I suggest running a spellchecker ;)

Some questions;

* why would you not allow encryption on non-pre-approved connections?
* we just removed (ssl) encryption from the JSON interface, how do you suggest 
this encryption to be implemented without openSSL?
* What is the reason for using the p2p code to connect a wallet to a node?
I suggest using one of the other connection methods to connect to the node. 
This avoids a change in the bitcoin protocol for a very specific usecase.
* Why do you want to do a per-message encryption (wrapping the original)? 
Smaller messages that contain predictable content and are able to be matched 
to the unencrypted versions on the wire send to other nodes will open this 
scheme up to various old statistical attacks.

> Responding peers must ignore (banning would lead to fingerprinting) the 
requesting peer after 5 unsuccessfully authentication tries to avoid resource 
attacks.

Any implementation of that kind would itself again be open to resource 
attacks.
Why 5? Do you want to allow a node to make a typo?

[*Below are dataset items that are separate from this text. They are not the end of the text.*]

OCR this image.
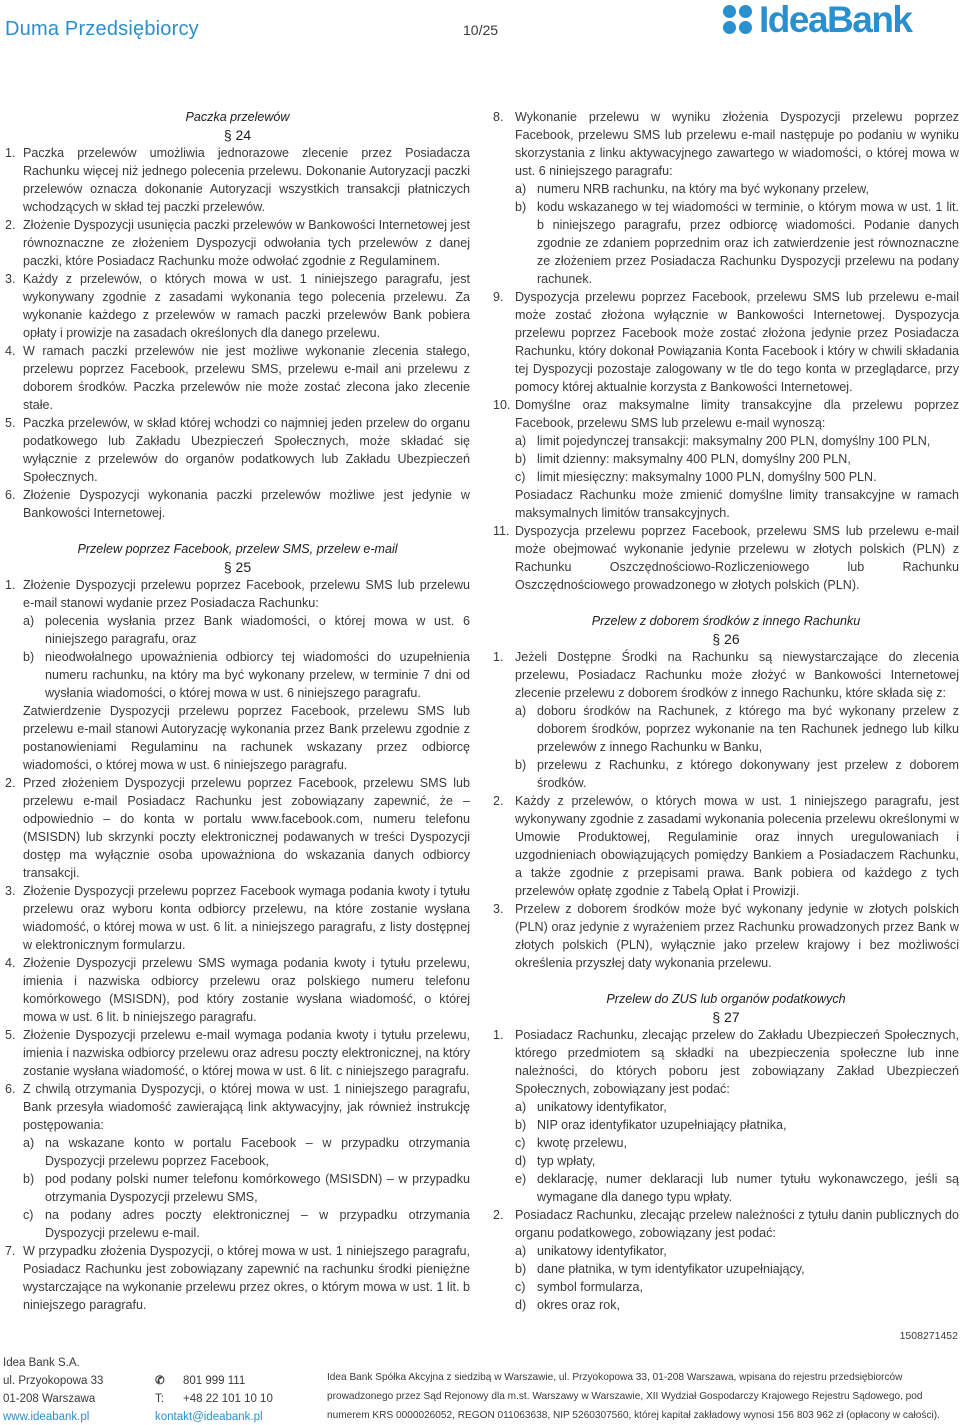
Duma Przedsiębiorcy	10/25	IdeaBank
Paczka przelewów
§ 24
1. Paczka przelewów umożliwia jednorazowe zlecenie przez Posiadacza Rachunku więcej niż jednego polecenia przelewu. Dokonanie Autoryzacji paczki przelewów oznacza dokonanie Autoryzacji wszystkich transakcji płatniczych wchodzących w skład tej paczki przelewów.
2. Złożenie Dyspozycji usunięcia paczki przelewów w Bankowości Internetowej jest równoznaczne ze złożeniem Dyspozycji odwołania tych przelewów z danej paczki, które Posiadacz Rachunku może odwołać zgodnie z Regulaminem.
3. Każdy z przelewów, o których mowa w ust. 1 niniejszego paragrafu, jest wykonywany zgodnie z zasadami wykonania tego polecenia przelewu. Za wykonanie każdego z przelewów w ramach paczki przelewów Bank pobiera opłaty i prowizje na zasadach określonych dla danego przelewu.
4. W ramach paczki przelewów nie jest możliwe wykonanie zlecenia stałego, przelewu poprzez Facebook, przelewu SMS, przelewu e-mail ani przelewu z doborem środków. Paczka przelewów nie może zostać zlecona jako zlecenie stałe.
5. Paczka przelewów, w skład której wchodzi co najmniej jeden przelew do organu podatkowego lub Zakładu Ubezpieczeń Społecznych, może składać się wyłącznie z przelewów do organów podatkowych lub Zakładu Ubezpieczeń Społecznych.
6. Złożenie Dyspozycji wykonania paczki przelewów możliwe jest jedynie w Bankowości Internetowej.
Przelew poprzez Facebook, przelew SMS, przelew e-mail
§ 25
1. Złożenie Dyspozycji przelewu poprzez Facebook, przelewu SMS lub przelewu e-mail stanowi wydanie przez Posiadacza Rachunku:
a) polecenia wysłania przez Bank wiadomości, o której mowa w ust. 6 niniejszego paragrafu, oraz
b) nieodwołalnego upoważnienia odbiorcy tej wiadomości do uzupełnienia numeru rachunku, na który ma być wykonany przelew, w terminie 7 dni od wysłania wiadomości, o której mowa w ust. 6 niniejszego paragrafu.
Zatwierdzenie Dyspozycji przelewu poprzez Facebook, przelewu SMS lub przelewu e-mail stanowi Autoryzację wykonania przez Bank przelewu zgodnie z postanowieniami Regulaminu na rachunek wskazany przez odbiorcę wiadomości, o której mowa w ust. 6 niniejszego paragrafu.
2. Przed złożeniem Dyspozycji przelewu poprzez Facebook, przelewu SMS lub przelewu e-mail Posiadacz Rachunku jest zobowiązany zapewnić, że – odpowiednio – do konta w portalu www.facebook.com, numeru telefonu (MSISDN) lub skrzynki poczty elektronicznej podawanych w treści Dyspozycji dostęp ma wyłącznie osoba upoważniona do wskazania danych odbiorcy transakcji.
3. Złożenie Dyspozycji przelewu poprzez Facebook wymaga podania kwoty i tytułu przelewu oraz wyboru konta odbiorcy przelewu, na które zostanie wysłana wiadomość, o której mowa w ust. 6 lit. a niniejszego paragrafu, z listy dostępnej w elektronicznym formularzu.
4. Złożenie Dyspozycji przelewu SMS wymaga podania kwoty i tytułu przelewu, imienia i nazwiska odbiorcy przelewu oraz polskiego numeru telefonu komórkowego (MSISDN), pod który zostanie wysłana wiadomość, o której mowa w ust. 6 lit. b niniejszego paragrafu.
5. Złożenie Dyspozycji przelewu e-mail wymaga podania kwoty i tytułu przelewu, imienia i nazwiska odbiorcy przelewu oraz adresu poczty elektronicznej, na który zostanie wysłana wiadomość, o której mowa w ust. 6 lit. c niniejszego paragrafu.
6. Z chwilą otrzymania Dyspozycji, o której mowa w ust. 1 niniejszego paragrafu, Bank przesyła wiadomość zawierającą link aktywacyjny, jak również instrukcję postępowania:
a) na wskazane konto w portalu Facebook – w przypadku otrzymania Dyspozycji przelewu poprzez Facebook,
b) pod podany polski numer telefonu komórkowego (MSISDN) – w przypadku otrzymania Dyspozycji przelewu SMS,
c) na podany adres poczty elektronicznej – w przypadku otrzymania Dyspozycji przelewu e-mail.
7. W przypadku złożenia Dyspozycji, o której mowa w ust. 1 niniejszego paragrafu, Posiadacz Rachunku jest zobowiązany zapewnić na rachunku środki pieniężne wystarczające na wykonanie przelewu przez okres, o którym mowa w ust. 1 lit. b niniejszego paragrafu.
8. Wykonanie przelewu w wyniku złożenia Dyspozycji przelewu poprzez Facebook, przelewu SMS lub przelewu e-mail następuje po podaniu w wyniku skorzystania z linku aktywacyjnego zawartego w wiadomości, o której mowa w ust. 6 niniejszego paragrafu:
a) numeru NRB rachunku, na który ma być wykonany przelew,
b) kodu wskazanego w tej wiadomości w terminie, o którym mowa w ust. 1 lit. b niniejszego paragrafu, przez odbiorcę wiadomości. Podanie danych zgodnie ze zdaniem poprzednim oraz ich zatwierdzenie jest równoznaczne ze złożeniem przez Posiadacza Rachunku Dyspozycji przelewu na podany rachunek.
9. Dyspozycja przelewu poprzez Facebook, przelewu SMS lub przelewu e-mail może zostać złożona wyłącznie w Bankowości Internetowej. Dyspozycja przelewu poprzez Facebook może zostać złożona jedynie przez Posiadacza Rachunku, który dokonał Powiązania Konta Facebook i który w chwili składania tej Dyspozycji pozostaje zalogowany w tle do tego konta w przeglądarce, przy pomocy której aktualnie korzysta z Bankowości Internetowej.
10. Domyślne oraz maksymalne limity transakcyjne dla przelewu poprzez Facebook, przelewu SMS lub przelewu e-mail wynoszą:
a) limit pojedynczej transakcji: maksymalny 200 PLN, domyślny 100 PLN,
b) limit dzienny: maksymalny 400 PLN, domyślny 200 PLN,
c) limit miesięczny: maksymalny 1000 PLN, domyślny 500 PLN.
Posiadacz Rachunku może zmienić domyślne limity transakcyjne w ramach maksymalnych limitów transakcyjnych.
11. Dyspozycja przelewu poprzez Facebook, przelewu SMS lub przelewu e-mail może obejmować wykonanie jedynie przelewu w złotych polskich (PLN) z Rachunku Oszczędnościowo-Rozliczeniowego lub Rachunku Oszczędnościowego prowadzonego w złotych polskich (PLN).
Przelew z doborem środków z innego Rachunku
§ 26
1. Jeżeli Dostępne Środki na Rachunku są niewystarczające do zlecenia przelewu, Posiadacz Rachunku może złożyć w Bankowości Internetowej zlecenie przelewu z doborem środków z innego Rachunku, które składa się z:
a) doboru środków na Rachunek, z którego ma być wykonany przelew z doborem środków, poprzez wykonanie na ten Rachunek jednego lub kilku przelewów z innego Rachunku w Banku,
b) przelewu z Rachunku, z którego dokonywany jest przelew z doborem środków.
2. Każdy z przelewów, o których mowa w ust. 1 niniejszego paragrafu, jest wykonywany zgodnie z zasadami wykonania polecenia przelewu określonymi w Umowie Produktowej, Regulaminie oraz innych uregulowaniach i uzgodnieniach obowiązujących pomiędzy Bankiem a Posiadaczem Rachunku, a także zgodnie z przepisami prawa. Bank pobiera od każdego z tych przelewów opłatę zgodnie z Tabelą Opłat i Prowizji.
3. Przelew z doborem środków może być wykonany jedynie w złotych polskich (PLN) oraz jedynie z wyrażeniem przez Rachunku prowadzonych przez Bank w złotych polskich (PLN), wyłącznie jako przelew krajowy i bez możliwości określenia przyszłej daty wykonania przelewu.
Przelew do ZUS lub organów podatkowych
§ 27
1. Posiadacz Rachunku, zlecając przelew do Zakładu Ubezpieczeń Społecznych, którego przedmiotem są składki na ubezpieczenia społeczne lub inne należności, do których poboru jest zobowiązany Zakład Ubezpieczeń Społecznych, zobowiązany jest podać:
a) unikatowy identyfikator,
b) NIP oraz identyfikator uzupełniający płatnika,
c) kwotę przelewu,
d) typ wpłaty,
e) deklarację, numer deklaracji lub numer tytułu wykonawczego, jeśli są wymagane dla danego typu wpłaty.
2. Posiadacz Rachunku, zlecając przelew należności z tytułu danin publicznych do organu podatkowego, zobowiązany jest podać:
a) unikatowy identyfikator,
b) dane płatnika, w tym identyfikator uzupełniający,
c) symbol formularza,
d) okres oraz rok,
1508271452
Idea Bank S.A.
ul. Przyokopowa 33
01-208 Warszawa
www.ideabank.pl
✆	801 999 111
T: +48 22 101 10 10
kontakt@ideabank.pl
Idea Bank Spółka Akcyjna z siedzibą w Warszawie, ul. Przyokopowa 33, 01-208 Warszawa, wpisana do rejestru przedsiębiorców prowadzonego przez Sąd Rejonowy dla m.st. Warszawy w Warszawie, XII Wydział Gospodarczy Krajowego Rejestru Sądowego, pod numerem KRS 0000026052, REGON 011063638, NIP 5260307560, której kapitał zakładowy wynosi 156 803 962 zł (opłacony w całości).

> To ensure that no message was dropped or blocked, the complete communication 
must be hashed (sha256). Both peers keep the SHA256 context of the encryption 
session. The complete <code>enc</code> message (leaving out the hash itself) 
must be added to the hash-context by both parties. Before sending a 
<code>enc</code> command, the sha256 context will be copied and finalized.

You write "the complete communication must be hashed" and every message has a 
hash of the state until it is at that point.
I think you need to explain how that works specifically.